Yesterday I had a minor--ok, a really big--freakout about my lenten sacrifice. Was I giving up enough? Was I really showing my faith in Christ if I wasn't giving up the things that I am addicted to? I called my mom last night to run the whole thing by her, and while that helped to calm my heart and mind, I was still uneasy about my decision to give up Twitter and flavored water. I felt like it wasn't enough.
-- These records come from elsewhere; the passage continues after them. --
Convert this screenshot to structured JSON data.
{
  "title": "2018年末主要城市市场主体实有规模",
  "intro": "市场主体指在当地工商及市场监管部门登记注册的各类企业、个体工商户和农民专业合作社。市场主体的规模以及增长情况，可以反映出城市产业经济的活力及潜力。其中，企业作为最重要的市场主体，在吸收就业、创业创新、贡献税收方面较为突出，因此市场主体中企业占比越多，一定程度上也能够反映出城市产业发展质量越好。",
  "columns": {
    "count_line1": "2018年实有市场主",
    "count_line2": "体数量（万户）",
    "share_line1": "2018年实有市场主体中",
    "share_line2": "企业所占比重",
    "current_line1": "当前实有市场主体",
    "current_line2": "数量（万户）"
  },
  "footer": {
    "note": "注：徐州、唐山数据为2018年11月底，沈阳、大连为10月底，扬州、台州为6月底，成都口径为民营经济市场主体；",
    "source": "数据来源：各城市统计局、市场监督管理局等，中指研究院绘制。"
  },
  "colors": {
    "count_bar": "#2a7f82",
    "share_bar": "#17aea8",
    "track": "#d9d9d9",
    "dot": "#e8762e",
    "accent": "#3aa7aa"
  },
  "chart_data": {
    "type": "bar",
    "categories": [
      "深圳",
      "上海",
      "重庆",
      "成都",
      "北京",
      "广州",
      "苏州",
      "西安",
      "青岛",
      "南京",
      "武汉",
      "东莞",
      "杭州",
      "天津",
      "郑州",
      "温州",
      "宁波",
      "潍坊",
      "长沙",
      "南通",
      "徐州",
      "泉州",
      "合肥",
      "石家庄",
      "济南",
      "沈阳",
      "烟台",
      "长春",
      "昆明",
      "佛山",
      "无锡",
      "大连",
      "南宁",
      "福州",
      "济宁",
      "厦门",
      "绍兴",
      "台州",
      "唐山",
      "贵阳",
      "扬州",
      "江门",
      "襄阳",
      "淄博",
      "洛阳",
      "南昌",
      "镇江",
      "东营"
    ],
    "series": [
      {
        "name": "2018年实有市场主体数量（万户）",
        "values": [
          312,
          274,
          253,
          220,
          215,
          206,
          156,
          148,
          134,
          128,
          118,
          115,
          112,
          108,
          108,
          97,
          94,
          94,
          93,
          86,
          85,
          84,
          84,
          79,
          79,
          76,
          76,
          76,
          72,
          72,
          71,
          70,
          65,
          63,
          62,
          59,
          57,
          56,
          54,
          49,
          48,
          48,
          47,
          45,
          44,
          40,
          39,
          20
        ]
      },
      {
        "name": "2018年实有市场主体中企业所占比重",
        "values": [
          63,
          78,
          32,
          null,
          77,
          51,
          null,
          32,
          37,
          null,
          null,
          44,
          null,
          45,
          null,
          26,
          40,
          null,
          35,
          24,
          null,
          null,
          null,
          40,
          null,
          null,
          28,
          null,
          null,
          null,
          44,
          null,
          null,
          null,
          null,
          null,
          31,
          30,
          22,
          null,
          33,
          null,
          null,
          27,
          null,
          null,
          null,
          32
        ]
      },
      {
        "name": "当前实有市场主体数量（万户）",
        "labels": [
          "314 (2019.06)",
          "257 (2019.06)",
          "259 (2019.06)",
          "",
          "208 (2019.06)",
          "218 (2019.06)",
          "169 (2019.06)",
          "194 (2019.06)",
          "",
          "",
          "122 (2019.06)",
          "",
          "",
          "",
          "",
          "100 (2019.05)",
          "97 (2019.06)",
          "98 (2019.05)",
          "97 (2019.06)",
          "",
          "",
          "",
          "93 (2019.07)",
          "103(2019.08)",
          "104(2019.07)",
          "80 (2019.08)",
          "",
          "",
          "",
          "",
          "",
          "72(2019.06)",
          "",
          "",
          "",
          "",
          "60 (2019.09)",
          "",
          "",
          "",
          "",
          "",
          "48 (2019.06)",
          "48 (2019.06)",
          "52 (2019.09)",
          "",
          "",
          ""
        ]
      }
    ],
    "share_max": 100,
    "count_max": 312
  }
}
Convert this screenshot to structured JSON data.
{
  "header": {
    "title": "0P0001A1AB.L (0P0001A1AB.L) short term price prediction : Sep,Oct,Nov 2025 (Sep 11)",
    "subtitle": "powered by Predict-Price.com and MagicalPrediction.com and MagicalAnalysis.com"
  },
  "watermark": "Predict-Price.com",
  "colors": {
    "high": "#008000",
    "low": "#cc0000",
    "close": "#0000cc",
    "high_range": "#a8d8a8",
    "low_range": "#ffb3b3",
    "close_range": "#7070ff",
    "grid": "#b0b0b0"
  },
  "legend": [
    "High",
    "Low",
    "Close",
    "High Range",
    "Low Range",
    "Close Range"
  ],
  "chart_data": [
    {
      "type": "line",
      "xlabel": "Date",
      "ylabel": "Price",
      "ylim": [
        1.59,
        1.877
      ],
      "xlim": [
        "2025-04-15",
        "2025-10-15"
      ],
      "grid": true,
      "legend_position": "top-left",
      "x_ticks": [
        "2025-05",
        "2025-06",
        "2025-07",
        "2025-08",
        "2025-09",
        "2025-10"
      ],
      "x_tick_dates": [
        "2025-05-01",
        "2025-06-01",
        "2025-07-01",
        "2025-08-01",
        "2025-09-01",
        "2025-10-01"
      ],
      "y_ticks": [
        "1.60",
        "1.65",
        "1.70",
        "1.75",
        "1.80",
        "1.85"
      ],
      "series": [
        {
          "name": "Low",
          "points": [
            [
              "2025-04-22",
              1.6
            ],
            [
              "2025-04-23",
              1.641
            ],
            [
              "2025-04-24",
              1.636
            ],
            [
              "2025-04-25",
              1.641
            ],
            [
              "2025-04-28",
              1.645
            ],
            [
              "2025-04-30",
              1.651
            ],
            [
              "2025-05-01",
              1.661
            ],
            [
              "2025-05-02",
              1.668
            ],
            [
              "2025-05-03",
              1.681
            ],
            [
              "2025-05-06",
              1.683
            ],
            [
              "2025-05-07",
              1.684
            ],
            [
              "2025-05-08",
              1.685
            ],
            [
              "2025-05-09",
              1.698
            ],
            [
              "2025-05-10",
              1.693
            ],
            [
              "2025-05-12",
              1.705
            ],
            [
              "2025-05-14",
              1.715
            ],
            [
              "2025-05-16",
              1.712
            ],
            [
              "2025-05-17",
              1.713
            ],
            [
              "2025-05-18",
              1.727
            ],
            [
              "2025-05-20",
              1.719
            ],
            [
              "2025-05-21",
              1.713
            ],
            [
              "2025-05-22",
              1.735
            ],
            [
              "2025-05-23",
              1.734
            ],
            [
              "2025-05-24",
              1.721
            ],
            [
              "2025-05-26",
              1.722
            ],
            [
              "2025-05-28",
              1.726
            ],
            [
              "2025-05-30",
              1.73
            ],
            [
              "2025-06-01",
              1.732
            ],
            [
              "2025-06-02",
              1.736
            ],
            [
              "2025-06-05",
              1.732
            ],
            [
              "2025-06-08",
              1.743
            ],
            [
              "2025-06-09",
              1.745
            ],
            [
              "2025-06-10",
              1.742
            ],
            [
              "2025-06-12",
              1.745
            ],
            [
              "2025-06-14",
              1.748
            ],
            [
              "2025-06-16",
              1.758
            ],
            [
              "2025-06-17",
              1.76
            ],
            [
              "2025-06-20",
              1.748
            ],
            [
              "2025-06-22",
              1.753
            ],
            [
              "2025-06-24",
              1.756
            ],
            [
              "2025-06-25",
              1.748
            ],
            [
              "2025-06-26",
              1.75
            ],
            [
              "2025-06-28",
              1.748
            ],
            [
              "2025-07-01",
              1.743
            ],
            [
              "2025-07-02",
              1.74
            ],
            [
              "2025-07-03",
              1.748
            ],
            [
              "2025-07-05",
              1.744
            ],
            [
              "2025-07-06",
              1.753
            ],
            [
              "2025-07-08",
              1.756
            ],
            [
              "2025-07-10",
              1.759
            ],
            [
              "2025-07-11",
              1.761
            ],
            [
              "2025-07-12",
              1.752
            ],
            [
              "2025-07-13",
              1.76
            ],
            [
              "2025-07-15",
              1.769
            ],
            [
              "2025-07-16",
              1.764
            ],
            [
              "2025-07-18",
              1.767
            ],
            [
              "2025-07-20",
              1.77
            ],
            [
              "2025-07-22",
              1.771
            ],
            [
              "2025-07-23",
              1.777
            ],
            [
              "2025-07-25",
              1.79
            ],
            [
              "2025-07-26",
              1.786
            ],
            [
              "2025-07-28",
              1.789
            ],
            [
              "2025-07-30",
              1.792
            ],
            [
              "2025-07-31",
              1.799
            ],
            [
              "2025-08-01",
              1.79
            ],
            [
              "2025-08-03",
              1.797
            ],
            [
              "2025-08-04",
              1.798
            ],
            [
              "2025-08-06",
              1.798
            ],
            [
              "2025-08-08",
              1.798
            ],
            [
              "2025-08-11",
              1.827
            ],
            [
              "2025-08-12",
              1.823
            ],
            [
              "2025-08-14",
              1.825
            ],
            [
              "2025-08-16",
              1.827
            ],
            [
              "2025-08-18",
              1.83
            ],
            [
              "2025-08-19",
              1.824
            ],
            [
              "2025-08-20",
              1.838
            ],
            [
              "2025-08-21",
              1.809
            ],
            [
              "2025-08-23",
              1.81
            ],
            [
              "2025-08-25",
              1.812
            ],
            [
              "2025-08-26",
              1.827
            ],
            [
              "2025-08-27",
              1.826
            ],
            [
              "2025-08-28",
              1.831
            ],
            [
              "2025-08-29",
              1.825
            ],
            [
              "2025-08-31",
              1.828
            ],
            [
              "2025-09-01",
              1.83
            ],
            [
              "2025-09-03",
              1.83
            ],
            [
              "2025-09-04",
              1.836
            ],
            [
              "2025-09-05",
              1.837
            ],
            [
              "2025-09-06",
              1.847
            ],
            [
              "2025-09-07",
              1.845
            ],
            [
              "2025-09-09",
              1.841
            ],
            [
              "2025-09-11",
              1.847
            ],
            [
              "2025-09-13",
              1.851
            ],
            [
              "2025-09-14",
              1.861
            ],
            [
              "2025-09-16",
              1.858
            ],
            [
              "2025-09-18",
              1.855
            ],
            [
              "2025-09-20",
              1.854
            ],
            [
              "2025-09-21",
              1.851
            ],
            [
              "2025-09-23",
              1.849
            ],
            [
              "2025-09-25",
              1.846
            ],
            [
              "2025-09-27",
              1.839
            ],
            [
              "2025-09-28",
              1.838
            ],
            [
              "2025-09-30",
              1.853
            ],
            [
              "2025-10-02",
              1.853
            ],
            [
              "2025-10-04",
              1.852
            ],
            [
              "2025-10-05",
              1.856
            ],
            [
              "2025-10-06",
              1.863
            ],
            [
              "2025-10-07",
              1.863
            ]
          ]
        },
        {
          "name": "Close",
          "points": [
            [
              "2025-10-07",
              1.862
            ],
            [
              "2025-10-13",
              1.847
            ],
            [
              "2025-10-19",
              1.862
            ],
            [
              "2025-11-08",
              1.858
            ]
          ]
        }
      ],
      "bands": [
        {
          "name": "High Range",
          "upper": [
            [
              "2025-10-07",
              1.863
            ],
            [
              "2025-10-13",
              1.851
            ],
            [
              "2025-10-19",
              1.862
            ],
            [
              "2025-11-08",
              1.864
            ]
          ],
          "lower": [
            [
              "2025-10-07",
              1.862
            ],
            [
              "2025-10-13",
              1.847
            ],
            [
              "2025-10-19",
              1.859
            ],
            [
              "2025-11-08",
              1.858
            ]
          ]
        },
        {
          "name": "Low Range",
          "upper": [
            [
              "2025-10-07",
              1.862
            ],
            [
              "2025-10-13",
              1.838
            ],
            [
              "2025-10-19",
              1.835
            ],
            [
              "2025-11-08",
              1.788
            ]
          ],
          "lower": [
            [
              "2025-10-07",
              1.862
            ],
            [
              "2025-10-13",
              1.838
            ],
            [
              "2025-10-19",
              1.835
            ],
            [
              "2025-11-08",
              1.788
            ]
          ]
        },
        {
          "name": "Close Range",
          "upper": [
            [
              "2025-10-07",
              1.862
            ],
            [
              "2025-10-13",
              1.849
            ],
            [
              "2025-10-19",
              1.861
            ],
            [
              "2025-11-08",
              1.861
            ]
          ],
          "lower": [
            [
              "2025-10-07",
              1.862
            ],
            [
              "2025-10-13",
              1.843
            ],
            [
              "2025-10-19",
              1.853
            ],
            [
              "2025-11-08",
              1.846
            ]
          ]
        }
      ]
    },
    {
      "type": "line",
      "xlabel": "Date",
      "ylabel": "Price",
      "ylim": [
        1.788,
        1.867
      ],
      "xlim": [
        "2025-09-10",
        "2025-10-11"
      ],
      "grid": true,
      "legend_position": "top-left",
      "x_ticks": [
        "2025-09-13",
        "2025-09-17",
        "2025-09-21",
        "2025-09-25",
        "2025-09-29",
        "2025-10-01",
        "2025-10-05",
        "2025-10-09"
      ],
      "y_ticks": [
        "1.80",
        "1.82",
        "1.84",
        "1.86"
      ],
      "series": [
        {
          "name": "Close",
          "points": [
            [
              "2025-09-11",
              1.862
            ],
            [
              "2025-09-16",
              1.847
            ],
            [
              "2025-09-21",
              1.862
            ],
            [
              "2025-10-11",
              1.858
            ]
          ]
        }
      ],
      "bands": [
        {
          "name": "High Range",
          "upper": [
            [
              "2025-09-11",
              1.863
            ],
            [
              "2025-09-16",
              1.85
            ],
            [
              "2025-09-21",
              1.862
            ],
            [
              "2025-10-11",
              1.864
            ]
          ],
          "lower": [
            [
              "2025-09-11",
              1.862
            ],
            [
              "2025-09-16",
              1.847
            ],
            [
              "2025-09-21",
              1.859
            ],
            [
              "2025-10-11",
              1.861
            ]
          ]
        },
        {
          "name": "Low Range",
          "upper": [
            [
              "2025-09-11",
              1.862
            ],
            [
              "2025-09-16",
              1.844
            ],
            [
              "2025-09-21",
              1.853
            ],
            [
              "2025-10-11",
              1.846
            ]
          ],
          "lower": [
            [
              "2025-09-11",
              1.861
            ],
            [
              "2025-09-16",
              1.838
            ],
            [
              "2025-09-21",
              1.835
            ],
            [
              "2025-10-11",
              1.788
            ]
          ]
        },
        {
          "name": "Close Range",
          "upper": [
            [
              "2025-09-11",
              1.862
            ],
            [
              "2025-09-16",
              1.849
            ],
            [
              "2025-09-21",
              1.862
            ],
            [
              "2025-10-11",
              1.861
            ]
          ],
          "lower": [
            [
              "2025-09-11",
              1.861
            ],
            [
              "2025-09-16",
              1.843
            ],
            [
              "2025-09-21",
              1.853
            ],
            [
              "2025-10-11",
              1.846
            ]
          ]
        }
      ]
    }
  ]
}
I got my reassurance that those two things are enough this afternoon. Today was an amazingly beautiful day! We're talking sunny, no clouds in sight, and 75 degrees. B-e-a-utiful! I went to Starbucks (shocker, I know) to celebrate the gorgeous weather and while I was standing there waiting for my drink, I had the urge to tweet about the great weather and the Starbucks about to be in my hand. Then, later when I was sitting on the front lawn doing homework, I wanted to tweet about the low hum of country music coming from the fraternity across the street and the sun streaming down on my skin. It was a strange feeling. I gave up Twitter as an alternative to Facebook because I need Facebook for school and my internship. I know I'm not as addicted to Twitter as I am to Facebook; I didn't event think I was addicted to Twitter. The desires that I felt this afternoon to tweet, answered my question from yesterday. My sacrifices are enough.
The best part is that every time I wanted to tweet today and I realized that I couldn't, an idea popped into my head: who cares? Who cares what I have to say or what I'm doing? It cracks me up that I became addicted to something that serves very little purpose other than to inform people about my life, which they probably have no interest in. Too funny!